Lo que pretendo es mostrar de qué forma ignoramos el peso de la realidad jurídica
existente, tanto como el interés de la clase dirigente (política y extra-política) por
preservar las ventajas de las que hoy goza.
La necesidad de la reforma
Dicho lo anterior, muchos pueden (o pueden querer) concluir diciendo que conviene
archivar cualquier proyecto reformista. Muchos pueden (o pueden querer) ver en las
líneas anteriores una defensa indirecta del statu quo jurídico, es decir, una defensa de la
situación de grave injusticia que caracteriza a nuestro derecho. Sin embargo, mi
conclusión apunta más bien en la dirección contraria. En mi opinión, las injusticias que
distinguen a nuestro sistema jurídico son tan enormes, que la introducción de cambios
sociales -tanto como de cambios institucionales destinados a darle soporte y estabilidad
a los mismos- resulta imprescindible y urgente. El conocimiento de las dificultades
citadas en las secciones anteriores no aparece, entonces, como un argumento contra la
racionalidad de las reformas, sino como un llamado de atención acerca de la radicalidad
de los cambios que se hacen necesarias frente a tales trabas. Es justamente en razón de
la dimensión de los obstáculos con los que nos enfrentamos que necesitamos introducir
cambios institucionales de envergadura. Nace aquí, en todo caso, un argumento tanto
contra el reformismo minimalista, como contra el temeroso gradualismo que nuestro
sistema institucional ya ha enfrentado y digerido con suficiencia en cada caso en que ha
tenido que hacerlo.
Quienes creemos en el valor de la democracia deliberativa y consideramos, a la vez, que
ningún individuo debe sufrir o beneficiarse por cuestiones ajenas a su responsabilidad,
no podemos sino abogar por un menú de cambios institucionales extenso y profundo.
Dicho menú puede incluir cambios destinados a eliminar los rasgos contra-mayoritarios
de nuestra Constitución (en particular, cambios sobre los actuales mecanismos de
revisión judicial y veto presidencial); cambios significativos sobre las tres ramas de
gobierno (en particular, la eliminación del presidencialismo; la reforma radical o
supresión del Senado; cambios en la forma de composición y función del poder
judicial); la recomposición de nuestro sistema representativo (de modo tal de incorporar
y recuperar herramientas de control externo sobre los representantes); la creación de
foros para la discusión pública (que permitan que los debates sobre temas de interés
colectivo sean realizados con independencia de las capacidades económicas de cada
uno); la revitalización de la vida política extra-parlamentaria; la extensión del principio
igualitario fundante de nuestra vida política -una persona un voto- a otras esferas de
nuestra vida social (i.e., a la esfera económica).

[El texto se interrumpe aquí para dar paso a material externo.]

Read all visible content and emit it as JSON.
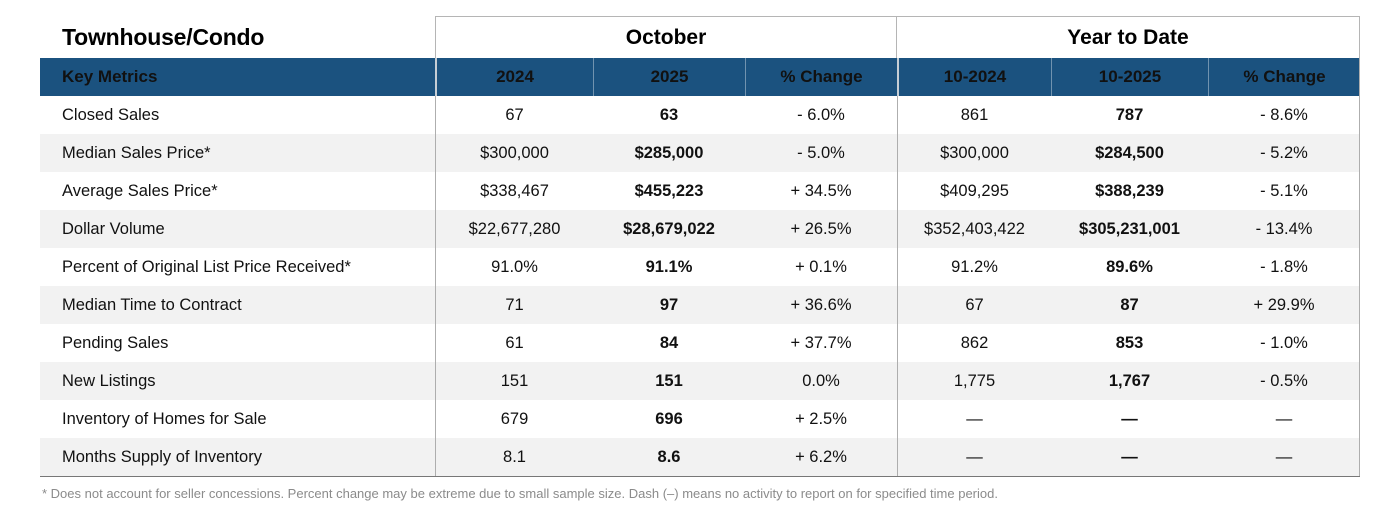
{
  "title": "Townhouse/Condo",
  "sections": {
    "october": "October",
    "year_to_date": "Year to Date"
  },
  "columns": {
    "key_metrics": "Key Metrics",
    "oct_2024": "2024",
    "oct_2025": "2025",
    "oct_change": "% Change",
    "ytd_2024": "10-2024",
    "ytd_2025": "10-2025",
    "ytd_change": "% Change"
  },
  "rows": [
    {
      "metric": "Closed Sales",
      "oct_2024": "67",
      "oct_2025": "63",
      "oct_change": "- 6.0%",
      "ytd_2024": "861",
      "ytd_2025": "787",
      "ytd_change": "- 8.6%"
    },
    {
      "metric": "Median Sales Price*",
      "oct_2024": "$300,000",
      "oct_2025": "$285,000",
      "oct_change": "- 5.0%",
      "ytd_2024": "$300,000",
      "ytd_2025": "$284,500",
      "ytd_change": "- 5.2%"
    },
    {
      "metric": "Average Sales Price*",
      "oct_2024": "$338,467",
      "oct_2025": "$455,223",
      "oct_change": "+ 34.5%",
      "ytd_2024": "$409,295",
      "ytd_2025": "$388,239",
      "ytd_change": "- 5.1%"
    },
    {
      "metric": "Dollar Volume",
      "oct_2024": "$22,677,280",
      "oct_2025": "$28,679,022",
      "oct_change": "+ 26.5%",
      "ytd_2024": "$352,403,422",
      "ytd_2025": "$305,231,001",
      "ytd_change": "- 13.4%"
    },
    {
      "metric": "Percent of Original List Price Received*",
      "oct_2024": "91.0%",
      "oct_2025": "91.1%",
      "oct_change": "+ 0.1%",
      "ytd_2024": "91.2%",
      "ytd_2025": "89.6%",
      "ytd_change": "- 1.8%"
    },
    {
      "metric": "Median Time to Contract",
      "oct_2024": "71",
      "oct_2025": "97",
      "oct_change": "+ 36.6%",
      "ytd_2024": "67",
      "ytd_2025": "87",
      "ytd_change": "+ 29.9%"
    },
    {
      "metric": "Pending Sales",
      "oct_2024": "61",
      "oct_2025": "84",
      "oct_change": "+ 37.7%",
      "ytd_2024": "862",
      "ytd_2025": "853",
      "ytd_change": "- 1.0%"
    },
    {
      "metric": "New Listings",
      "oct_2024": "151",
      "oct_2025": "151",
      "oct_change": "0.0%",
      "ytd_2024": "1,775",
      "ytd_2025": "1,767",
      "ytd_change": "- 0.5%"
    },
    {
      "metric": "Inventory of Homes for Sale",
      "oct_2024": "679",
      "oct_2025": "696",
      "oct_change": "+ 2.5%",
      "ytd_2024": "—",
      "ytd_2025": "—",
      "ytd_change": "—"
    },
    {
      "metric": "Months Supply of Inventory",
      "oct_2024": "8.1",
      "oct_2025": "8.6",
      "oct_change": "+ 6.2%",
      "ytd_2024": "—",
      "ytd_2025": "—",
      "ytd_change": "—"
    }
  ],
  "footnote": "* Does not account for seller concessions. Percent change may be extreme due to small sample size. Dash (–) means no activity to report on for specified time period.",
  "colors": {
    "header_blue": "#1b527f",
    "row_alt": "#f2f2f2",
    "border": "#aeaeae",
    "footnote_gray": "#8b8b8b"
  }
}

Por supuesto, no es el objeto de este
trabajo el de agotar la lista de cambios institucionales imaginables, ni el de proveer de
contenido y fundamento teórico a cada una de tales posibles modificaciones. Más bien,
me ha interesado llamar la atención tanto acerca de la necesidad de la reforma
constitucional como, sobre todo, acerca de la ingenuidad, desdén e irresponsabilidad
con que se ha tendido a pensar en la misma.